Last week, the US Supreme Court upheld US President Barack Obama’s grand program to extend health coverage to every American. Here in the Philippines, we are just now energizing our program for universal health insurance coverage under PhilHealth’s new president, Dr. Eduardo P. Banzon, a health rights activist since his student days at the University of the Philippines College of Medicine and the London School of Economics. Both Obamacare and PhilHealth face the same challenge—what the US court calls the “free rider” problem, and which Philippine law calls the problem of “adverse selection and social inequity.”
The key provision in the US health reform law (or the Patient Protection and Affordable Care Act, also called the ACA) is the “individual mandate” that requires virtually all Americans to be covered by health insurance. A person is required to buy insurance coverage from private companies unless he receives health benefits from his employer or government programs. Otherwise, should he be hospitalized, he gets a free ride from tax- and dues-paying people.
Universal coverage is thus indispensable for this program to be both viable and fair. To enforce this, the law requires potential free riders to make a “[s]hared responsibility payment” by way of a “tax penalty” paid to the Internal Revenue Service together with the individual’s taxes.
The reform law will also expand federal subsidies to the states for vulnerable patients: pregnant women, children, needy families, the blind, the elderly, and the disabled. States that fail to expand their coverage may lose not only the federal funding for these new requirements, but all of their federal funding altogether. Otherwise, not just persons but also states can be free riders: states that adopt Obamacare will merely serve as “bait to the needy and dependent elsewhere.”
The decision was so finely calibrated by the 9-member US Supreme Court that initially even CNN got it wrong and reported that the ACA had been struck down! The court held 5-4 that the federal government didn’t have the power to require people to buy insurance but, by a different 5-4 vote, the free rider penalty can be considered a tax and was therefore valid.

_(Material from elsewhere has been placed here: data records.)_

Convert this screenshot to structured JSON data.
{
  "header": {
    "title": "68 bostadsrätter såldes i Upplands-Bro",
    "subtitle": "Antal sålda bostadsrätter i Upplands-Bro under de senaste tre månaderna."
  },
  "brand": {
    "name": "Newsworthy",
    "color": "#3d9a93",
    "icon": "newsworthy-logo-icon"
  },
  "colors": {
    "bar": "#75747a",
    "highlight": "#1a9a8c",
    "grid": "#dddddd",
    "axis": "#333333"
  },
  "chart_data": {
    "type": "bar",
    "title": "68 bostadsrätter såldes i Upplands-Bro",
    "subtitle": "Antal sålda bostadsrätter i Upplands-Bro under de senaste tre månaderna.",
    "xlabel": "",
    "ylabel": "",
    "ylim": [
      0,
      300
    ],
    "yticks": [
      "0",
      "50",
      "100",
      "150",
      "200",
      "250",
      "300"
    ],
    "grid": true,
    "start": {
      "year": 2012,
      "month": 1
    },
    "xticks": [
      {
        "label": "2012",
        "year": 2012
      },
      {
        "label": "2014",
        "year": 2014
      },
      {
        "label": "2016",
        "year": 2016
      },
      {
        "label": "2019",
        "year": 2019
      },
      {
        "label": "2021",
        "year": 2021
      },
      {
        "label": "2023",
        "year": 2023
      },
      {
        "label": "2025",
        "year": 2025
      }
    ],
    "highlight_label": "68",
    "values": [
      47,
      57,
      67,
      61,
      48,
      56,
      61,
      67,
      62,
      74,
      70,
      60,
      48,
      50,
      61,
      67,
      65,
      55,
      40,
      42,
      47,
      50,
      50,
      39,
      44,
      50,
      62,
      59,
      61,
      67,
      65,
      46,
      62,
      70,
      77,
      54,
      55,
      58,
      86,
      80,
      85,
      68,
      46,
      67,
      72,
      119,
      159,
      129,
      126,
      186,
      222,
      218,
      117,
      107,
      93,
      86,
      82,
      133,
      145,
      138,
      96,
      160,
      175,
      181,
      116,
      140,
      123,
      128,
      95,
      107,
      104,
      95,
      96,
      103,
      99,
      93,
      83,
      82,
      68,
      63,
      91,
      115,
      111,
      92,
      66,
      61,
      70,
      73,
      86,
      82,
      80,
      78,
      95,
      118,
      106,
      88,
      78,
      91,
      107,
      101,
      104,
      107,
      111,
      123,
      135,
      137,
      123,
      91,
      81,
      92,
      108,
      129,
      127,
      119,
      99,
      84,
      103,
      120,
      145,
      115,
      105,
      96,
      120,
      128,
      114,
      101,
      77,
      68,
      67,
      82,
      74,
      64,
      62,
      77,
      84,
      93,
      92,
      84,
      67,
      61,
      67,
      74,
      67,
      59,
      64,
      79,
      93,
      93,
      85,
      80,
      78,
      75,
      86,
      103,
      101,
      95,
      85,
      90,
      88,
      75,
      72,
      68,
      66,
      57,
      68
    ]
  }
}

The individual mandate required for universal coverage thus survives.
What won the day for the ACA was the vote of Chief Justice John Roberts, identified with the 5-member conservative wing (that was expected to strike down the law), versus the 4-member liberal wing (that was expected to uphold it).
He voted with the conservatives in saying that the individual mandate is not a valid exercise of Congress’ power to “regulate commerce,” one source of federal power over the states. He argued: The clause assumes that there already exists something to be regulated but here, the law actually compels individuals to engage in commercial activity by purchasing health insurance. “The Framers knew the difference between doing something and doing nothing.” The liberals disagreed: Certainly every human being will at some point in his life get sick and seek medical care. So what if it is merely potential (“prophesied”) commercial activity, so long as it is inevitable? The “formalistic distinction” between activity and inactivity, the liberals said, is simply “untenable.”
On the other hand, Obama’s lawyers argued that alternatively, the individual mandate may be upheld as a valid tax on those who do not buy insurance. The conservatives disagreed: There is “a clear line between a tax and a penalty. [A] tax is an enforced contribution to provide for the support of government; a penalty … is an exaction imposed by statute as punishment for an unlawful act.”
On this point, Roberts broke ranks with the conservatives, and argued that “every reasonable construction must be resorted to, in order to save a statute from unconstitutionality.” He did this, even if Congress itself failed to call it a tax, and for which he has been accused of exercising “judicial statesmanship” in bending over backward to validate Obama’s reform law.
For us in Manila, the federal-state power distinction is totally irrelevant since we have a unitary republic. However, the same problem of mandatory coverage versus the free rider is starkly relevant. Our 1987 Constitution calls on the state to “make essential goods, health and other social services available to all the people at affordable cost.” Accordingly in 1995, we established the Philippine Health Insurance Corp. (PhilHealth) to provide access to health insurance based on universality: “All citizens of the Philippines shall be required to enroll in [PhilHealth] in order to avoid adverse selection and social inequity.”
Note the contrasts between the United States and us. One, our starting points differ. They have a good mix of the insured and uninsured. We start on the assumption that the typical Filipino is uninsured, and we “actuarialize” the health costs via the charity of family members and doctor friends. Two, they tax the free riders but we don’t. Without a socialized health insurance program, there are strictly speaking no free riders because all health costs are presumed to be out-of-pocket. The subsidy is invisible, through tax-supported public hospitals like UP-PGH or through Robin Hood-type doctors whose rich patients subsidize the charity patients. PhilHealth’s success will hopefully change all that.
I spoke at a training seminar for PhilHealth lawyers two weeks ago. I noted that, when Filipinos finally discover what it means to have universal health coverage, not just in actual benefits but in the peace of mind that it offers to every struggling Filipino parent, then we shall have built a lasting legacy for the next generation.